Quick definition
Microservices are a software architecture style in which an application is built as a set of small, independent, specialized services, each responsible for a single business function (catalog, inventory, pricing, orders), communicating with one another through APIs. Each microservice is deployed, scaled and updated separately, without depending on the lifecycle of the others.
What does it mean?
The historical alternative to microservices is the monolithic architecture: a single application in which all functions — catalog, cart, payments, content — share the same codebase, the same database and the same deployment process. In a monolith, a small change to the pricing module requires redeploying the entire application, including parts that did not change.
Microservices break that artificial unity. Each service has its own code, frequently its own database, and communicates with other services exclusively through well-defined APIs — never by directly accessing another service's internal database. This means one team can deploy a new version of the inventory service without coordinating with the team that maintains checkout.
The size of a microservice is not measured in lines of code, but in responsibility: a well-designed microservice does one thing, does it well, and exposes that capability through a clear interface. When a service starts accumulating multiple unrelated responsibilities, it stops being "micro" in the architectural sense, regardless of its actual size.
Why it matters
In a monolith, scaling a single function under high demand (for example, search during a campaign) forces you to scale the entire application, including parts that do not need it, which wastes resources. Microservices solve that problem: each service scales independently according to its own demand.
They also solve an organizational problem: in large teams, a monolith becomes a coordination bottleneck, because any change requires testing across the entire system. With microservices, different teams can work, deploy and fail in isolation without blocking one another.
How it works
Each microservice is typically packaged as an independent container, with its own logic and, frequently, its own database — which prevents one service from depending directly on another's internal schema. Communication happens through synchronous API calls (REST, GraphQL) or asynchronous messaging (event queues) when the operation does not require an immediate response.
A container orchestrator (usually Kubernetes, in cloud native environments) manages the deployment, scaling and recovery of each service. A service discovery layer allows each microservice to find the others without fixed addresses, and an API gateway usually centralizes external traffic entering the set of services.
Applied example in AI Commerce
A retailer separates its AI recommendation engine into a microservice independent from the rest of the platform. When the recommendation model needs updating — for example, to incorporate a new embeddings-based personalization algorithm — the team deploys that version only to the recommendations microservice. Catalog, checkout and inventory keep operating without interruption, because they share neither a process nor a deployment cycle with the updated service.
Related concepts
Microservices are one of the four conditions of MACH, and the natural deployment unit of a Cloud Native infrastructure. They depend on API First so that communication between services is stable and predictable. They are also the technical foundation of Composable Commerce, where each business capability is implemented as one or more independent microservices.
Common mistakes
"Microservice" is assumed to simply mean "service small in code size". The correct criterion is single responsibility and decoupling, not the number of lines. The operational complexity is also underestimated: moving from a monolith to dozens of microservices introduces the need for distributed observability, cascading-failure management and version coordination that did not exist before. Finally, microservices are conflated with a strictly "no shared database" architecture: in progressive migrations it is common to temporarily coexist with shared databases while the separation is completed.

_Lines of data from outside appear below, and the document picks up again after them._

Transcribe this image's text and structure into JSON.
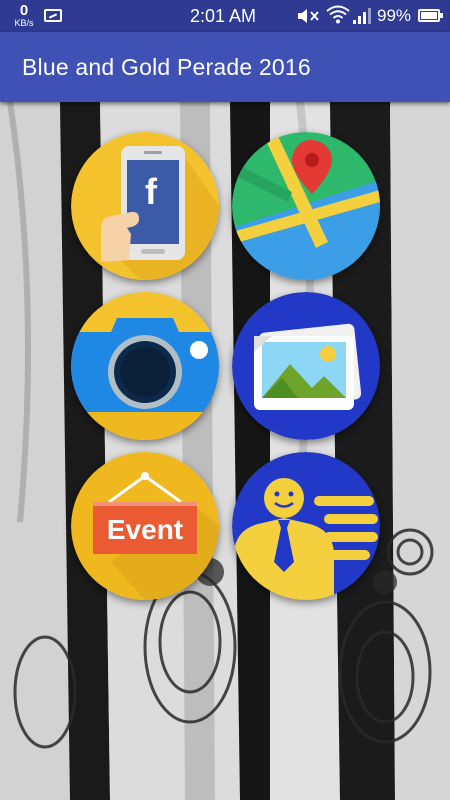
{
  "status_bar": {
    "net_speed": "0",
    "net_unit": "KB/s",
    "time": "2:01 AM",
    "battery": "99%",
    "icons": [
      "usb-icon",
      "mute-icon",
      "wifi-icon",
      "signal-icon",
      "battery-icon"
    ]
  },
  "app_bar": {
    "title": "Blue and Gold Perade 2016",
    "color": "#3f51b5"
  },
  "tiles": [
    {
      "name": "facebook",
      "icon": "facebook-phone-icon",
      "bg": "#f3c22d"
    },
    {
      "name": "map",
      "icon": "map-pin-icon",
      "bg": "#2db86b"
    },
    {
      "name": "camera",
      "icon": "camera-icon",
      "bg": "#1f88e5"
    },
    {
      "name": "gallery",
      "icon": "gallery-icon",
      "bg": "#2238c7"
    },
    {
      "name": "event",
      "icon": "event-sign-icon",
      "bg": "#f0b81f",
      "label": "Event"
    },
    {
      "name": "contact",
      "icon": "contact-card-icon",
      "bg": "#2238c7"
    }
  ],
  "background": {
    "description_icon": "flags-background-icon"
  }
}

The Edgebound Labs perspective
At the lab, the question before splitting a monolith into microservices is not "how many services can we create?", but "what responsibility boundary actually exists in this system?". Migrating without that prior mapping produces poorly delimited microservices, with hidden dependencies that reproduce the monolith's problems, only distributed. The method — mapping dependencies before moving code — is what separates a successful migration from a failed rewrite.
Frequently asked questions about microservices
What is the difference between microservices and a monolith?
A monolith shares code, database and deployment across all its functions. Microservices separate each function into an independent service with its own lifecycle.
Does every microservice need its own database?
It is not mandatory, but it is a common best practice to avoid hidden coupling between services.
Are microservices always better than a monolith?
No. For small teams or low-complexity systems, a well-designed monolith can be simpler to operate and maintain.
What role does Kubernetes play here?
Kubernetes orchestrates the deployment, scaling and recovery of the containers that run each microservice, typically on cloud native infrastructure.
Do microservices always communicate via REST APIs?
Not always. GraphQL is also used for flexible queries, and asynchronous messaging (event queues) for communication that does not require an immediate response.
Is it the same as service-oriented architecture (SOA)?
They share decoupling principles, but microservices are more granular and are usually deployed fully independently, without a centralized service bus.